Chilean activist Ignacio Flores.

Ignacio Flores was 26 years old when the coup against Chilean President Salvador Allende took place, and after that fatal event on September 11, 1973, he was persecuted and tortured as a revolutionary. Since then, he has not stopped fighting for the just causes of his people.

Las Tunas, Cuba.- He spoke about this in a meeting with members of the Union of Historians of Cuba in Las Tunas. His powerful testimony of that event that shook Latin America made those present relive the tragic death of President Allende in defense of democracy.

Almost 50 years have passed and he has never lost his strength, his hope, and he is not resting in the struggle for a better country like Cuba, which, as he said, continues to be for him and many others a light for the dispossessed.
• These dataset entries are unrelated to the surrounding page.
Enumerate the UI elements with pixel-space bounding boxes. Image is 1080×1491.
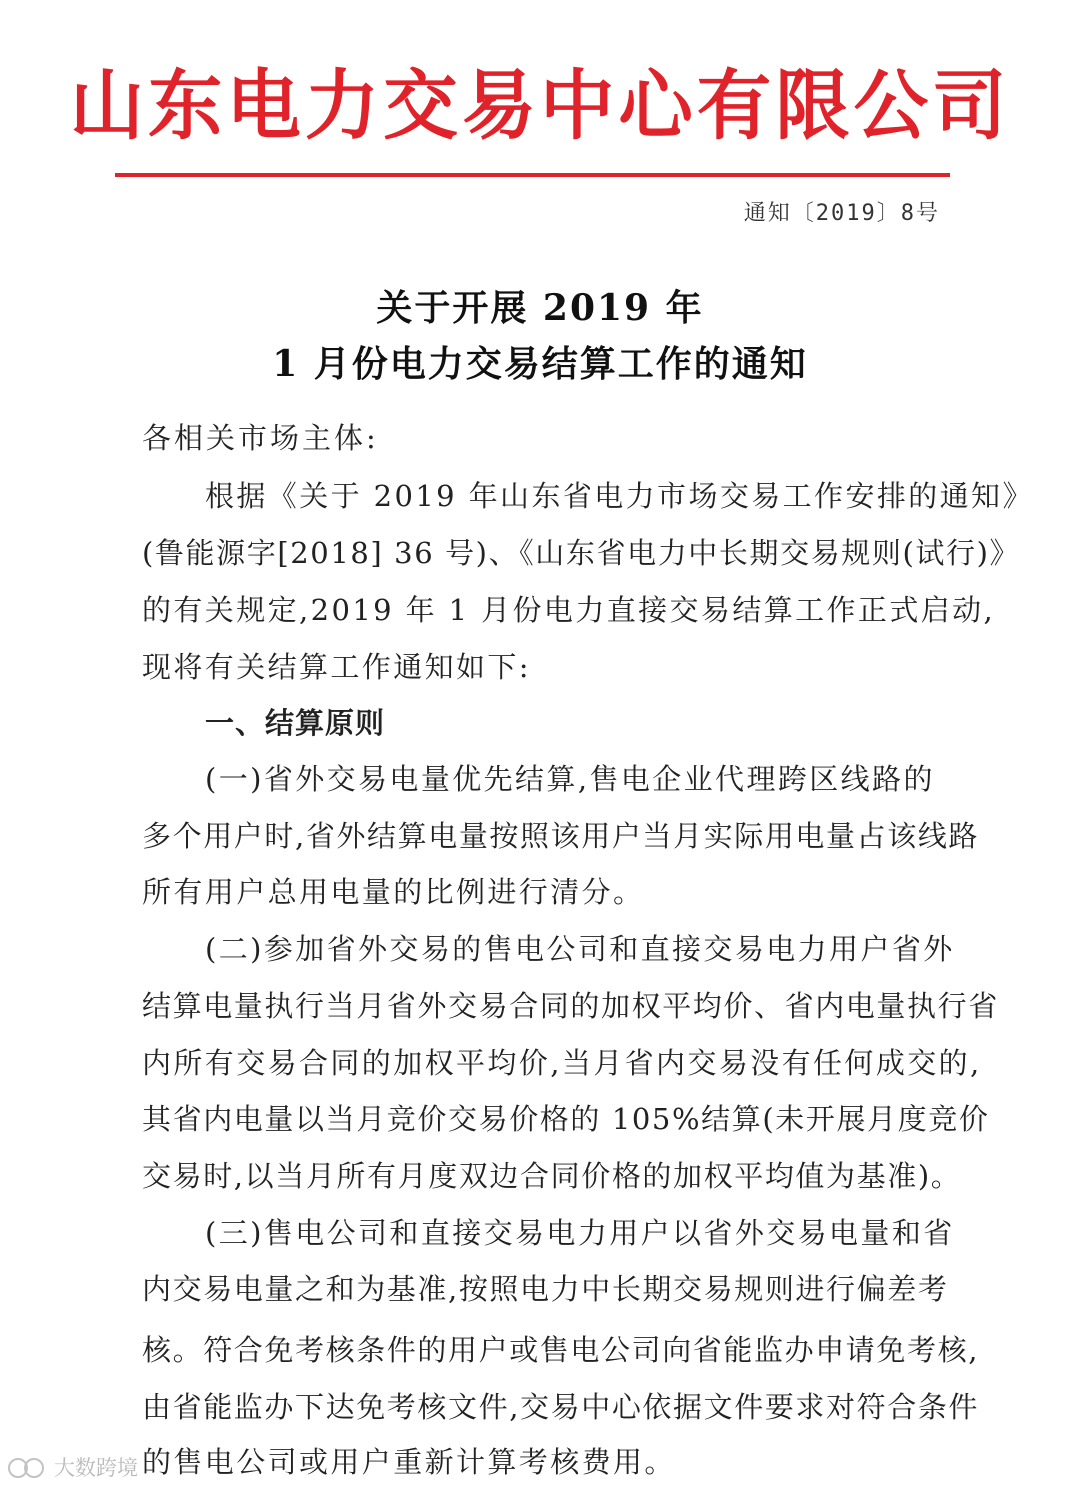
paragraph-line: 的售电公司或用户重新计算考核费用。 (142, 1445, 676, 1479)
watermark-logo-icon (8, 1456, 48, 1478)
document-number: 通知〔2019〕8号 (743, 201, 940, 226)
paragraph-line: 交易时,以当月所有月度双边合同价格的加权平均值为基准)。 (142, 1159, 962, 1193)
notice-title-line-2: 1 月份电力交易结算工作的通知 (272, 343, 808, 385)
paragraph-line: 其省内电量以当月竞价交易价格的 105%结算(未开展月度竞价 (142, 1102, 990, 1136)
salutation: 各相关市场主体: (142, 421, 379, 455)
paragraph-line: 多个用户时,省外结算电量按照该用户当月实际用电量占该线路 (142, 819, 980, 853)
paragraph-line: 由省能监办下达免考核文件,交易中心依据文件要求对符合条件 (142, 1390, 980, 1424)
watermark (8, 1452, 138, 1482)
paragraph-line: 根据《关于 2019 年山东省电力市场交易工作安排的通知》 (205, 479, 1034, 513)
paragraph-line: (二)参加省外交易的售电公司和直接交易电力用户省外 (205, 932, 955, 966)
section-heading: 一、结算原则 (205, 706, 386, 740)
watermark-text: 大数跨境 (54, 1456, 138, 1480)
paragraph-line: (三)售电公司和直接交易电力用户以省外交易电量和省 (205, 1216, 955, 1250)
paragraph-line: 内交易电量之和为基准,按照电力中长期交易规则进行偏差考 (142, 1272, 949, 1306)
paragraph-line: (一)省外交易电量优先结算,售电企业代理跨区线路的 (205, 762, 935, 796)
organization-masthead: 山东电力交易中心有限公司 (69, 61, 1011, 150)
paragraph-line: 现将有关结算工作通知如下: (142, 650, 531, 684)
notice-title-line-1: 关于开展 2019 年 (376, 287, 704, 329)
paragraph-line: 所有用户总用电量的比例进行清分。 (142, 875, 645, 909)
paragraph-line: 内所有交易合同的加权平均价,当月省内交易没有任何成交的, (142, 1046, 982, 1080)
paragraph-line: (鲁能源字[2018] 36 号)、《山东省电力中长期交易规则(试行)》 (142, 536, 1021, 570)
red-divider-line (115, 173, 950, 177)
paragraph-line: 核。符合免考核条件的用户或售电公司向省能监办申请免考核, (142, 1333, 980, 1367)
paragraph-line: 的有关规定,2019 年 1 月份电力直接交易结算工作正式启动, (142, 593, 996, 627)
paragraph-line: 结算电量执行当月省外交易合同的加权平均价、省内电量执行省 (142, 989, 999, 1023)
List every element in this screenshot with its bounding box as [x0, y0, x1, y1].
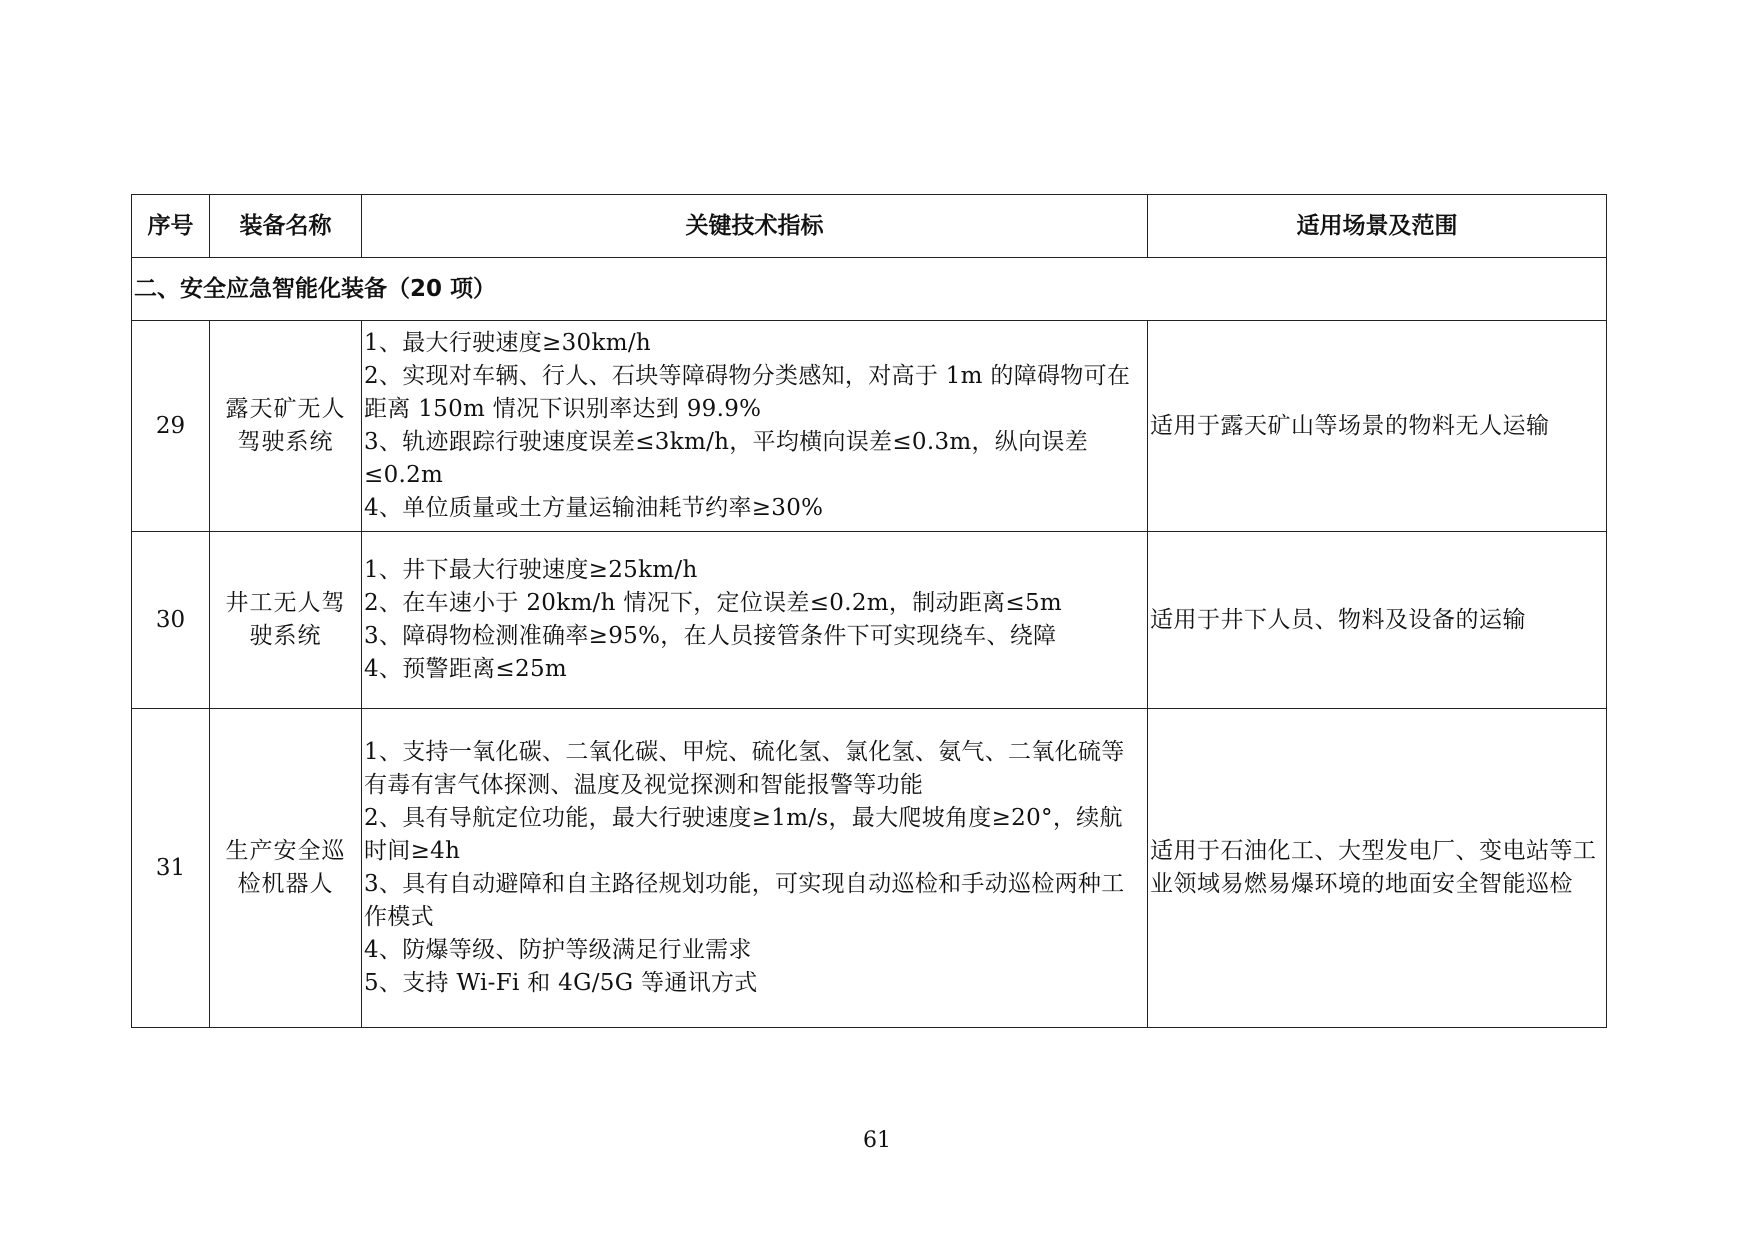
row-specs: [362, 709, 1148, 1028]
row-specs: [362, 532, 1148, 709]
row-serial-no: 29: [132, 321, 210, 532]
row-equipment-name: 生产安全巡检机器人: [210, 709, 362, 1028]
equipment-table: [131, 194, 1607, 1028]
spec-line: 3、障碍物检测准确率≥95%，在人员接管条件下可实现绕车、绕障: [364, 623, 1057, 649]
spec-line: 2、具有导航定位功能，最大行驶速度≥1m/s，最大爬坡角度≥20°，续航时间≥4h: [364, 805, 1123, 864]
spec-line: 3、轨迹跟踪行驶速度误差≤3km/h，平均横向误差≤0.3m，纵向误差≤0.2m: [364, 429, 1089, 488]
row-serial-no: 31: [132, 709, 210, 1028]
row-scope: 适用于井下人员、物料及设备的运输: [1148, 532, 1607, 709]
table-row: [132, 532, 1607, 709]
header-key-specs: 关键技术指标: [362, 195, 1148, 258]
table-row: [132, 321, 1607, 532]
page-number: 61: [863, 1128, 891, 1153]
table-row: [132, 709, 1607, 1028]
spec-line: 4、单位质量或土方量运输油耗节约率≥30%: [364, 495, 824, 521]
section-title: 二、安全应急智能化装备（20 项）: [132, 258, 1607, 321]
spec-line: 4、防爆等级、防护等级满足行业需求: [364, 937, 752, 963]
row-equipment-name: 井工无人驾驶系统: [210, 532, 362, 709]
spec-line: 5、支持 Wi-Fi 和 4G/5G 等通讯方式: [364, 970, 758, 996]
table-header-row: [132, 195, 1607, 258]
spec-line: 4、预警距离≤25m: [364, 656, 567, 682]
spec-line: 2、实现对车辆、行人、石块等障碍物分类感知，对高于 1m 的障碍物可在距离 150m 情况下识别率达到 99.9%: [364, 363, 1131, 422]
spec-line: 2、在车速小于 20km/h 情况下，定位误差≤0.2m，制动距离≤5m: [364, 590, 1063, 616]
header-serial-no: 序号: [132, 195, 210, 258]
spec-line: 1、井下最大行驶速度≥25km/h: [364, 557, 698, 583]
row-specs: [362, 321, 1148, 532]
row-scope: 适用于露天矿山等场景的物料无人运输: [1148, 321, 1607, 532]
section-row: [132, 258, 1607, 321]
header-equipment-name: 装备名称: [210, 195, 362, 258]
spec-line: 3、具有自动避障和自主路径规划功能，可实现自动巡检和手动巡检两种工作模式: [364, 871, 1125, 930]
spec-line: 1、最大行驶速度≥30km/h: [364, 330, 651, 356]
row-equipment-name: 露天矿无人驾驶系统: [210, 321, 362, 532]
row-serial-no: 30: [132, 532, 210, 709]
header-scope: 适用场景及范围: [1148, 195, 1607, 258]
row-scope: 适用于石油化工、大型发电厂、变电站等工业领域易燃易爆环境的地面安全智能巡检: [1148, 709, 1607, 1028]
spec-line: 1、支持一氧化碳、二氧化碳、甲烷、硫化氢、氯化氢、氨气、二氧化硫等有毒有害气体探测、温度及视觉探测和智能报警等功能: [364, 739, 1125, 798]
Chilean activist Ignacio Flores"The greatest lesson of those events that I witnessed in my flesh is one that we have not yet been able to fulfill, such as the number of political parties that existed in the Allende government and those that exist today. We have not achieved a unity of criteria that allows for different opinions, even if there is no single party.

"Chile needs to take much faster qualitative steps that will allow us to have a unity of action, of masses, of criteria, to reach common agreements and necessary points such as fair wages, correct family allowances, free and quality education, health services for all Chileans; which in Cuba, for example, are taken for granted and seen as something normal, while we have to pay for everything."

Flores admits that, as an individual, he has no credit with the Chilean state and therefore has no pension, because after the coup he was never allowed to work. After spending more than three years in prison under the Pinochet dictatorship, he went into hiding, was rigorously persecuted, and had to change his real name to the one he is known by today.

"I have visited Cuba 27 times and I can say that I feel like another Cuban, and I don't even need a visa to enter the country, which welcomes me as one of its citizens."

Ignacio Flores arrived in Cuba on July 19 to participate in the Central Act for the National Day of Rebellion, in Santiago de Cuba, and now he returns to his country with an injection of rebellion to continue the fight for a nation like the one he dreamed and Allende died in that September that crowned him with the majority of age as a revolutionary, despite his youth, and until the end of time.